Currently the very common retpoline: “CS CALL __x86_indirect_thunk_r11” is transformed into “CALL *R11; NOP3” for eIBRS/BHI_NO parts.

Similarly, paranoid fineibt has: “CALL *R11; NOP”.

Recognise that CS stuffing can avoid the extra NOP. However, due to prefix decode penalties, make sure to not emit too many CS prefixes. Notably: “CS CALL __x86_indirect_thunk_rax” must not become “CS CS CS CS CALL *RAX”. Prefix decode penalties are typically many more cycles than decoding an extra NOP.

Additionally, if the retpoline is a tail-call, the “JMP *%\reg” should be followed by INT3 for straight-line-speculation mitigation, since emit_indirect() now has a length argument, move this into emit_indirect() such that other users (paranoid-fineibt) also do this.

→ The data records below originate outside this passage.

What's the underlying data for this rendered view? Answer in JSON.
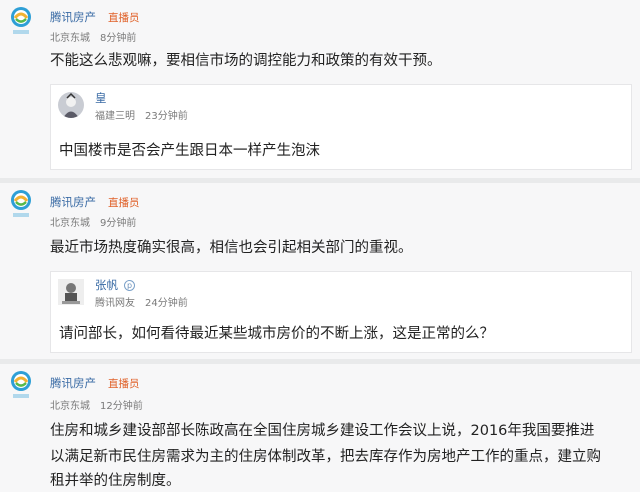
{
  "comments": [
    {
      "author": "腾讯房产",
      "badge": "直播员",
      "location": "北京东城",
      "time": "8分钟前",
      "text": "不能这么悲观嘛，要相信市场的调控能力和政策的有效干预。",
      "quoted": {
        "author": "皇",
        "location": "福建三明",
        "time": "23分钟前",
        "text": "中国楼市是否会产生跟日本一样产生泡沫"
      }
    },
    {
      "author": "腾讯房产",
      "badge": "直播员",
      "location": "北京东城",
      "time": "9分钟前",
      "text": "最近市场热度确实很高，相信也会引起相关部门的重视。",
      "quoted": {
        "author": "张帆",
        "location": "腾讯网友",
        "time": "24分钟前",
        "text": "请问部长，如何看待最近某些城市房价的不断上涨，这是正常的么？"
      }
    },
    {
      "author": "腾讯房产",
      "badge": "直播员",
      "location": "北京东城",
      "time": "12分钟前",
      "text_lines": [
        "住房和城乡建设部部长陈政高在全国住房城乡建设工作会议上说，2016年我国要推进",
        "以满足新市民住房需求为主的住房体制改革，把去库存作为房地产工作的重点，建立购",
        "租并举的住房制度。"
      ]
    }
  ],
  "colors": {
    "author": "#3a6ba5",
    "badge": "#e0622a",
    "panel": "#f7f7f8",
    "separator": "#e9eaeb"
  },
  "icons": {
    "logo": "tencent-house-logo-icon",
    "verified": "verified-icon"
  }
}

The original mailing list post  for the patch adds more context:

“Finding the exact prefix decode penalties for uarchs that have eIBRS/BHI_NO is not a fun time. I’ve stuck to the general wisdom that 3 prefixes is mostly good (notably, the instruction at hand has no 0x0f escape which is sometimes counted towards the prefix budget – it can have a REX prefix, but those are generally not counted towards the prefix budget).

In general Intel P-cores do not have prefix decode penalties, but the E-cores (or rather the Atom line) generally does. And since this all runs on hybrid cores, the code must accommodate them.

I hate all this.”

That patch was merged to Linux Git today via the x86/core pull  ahead of Linux 6.18-rc1 tomorrow.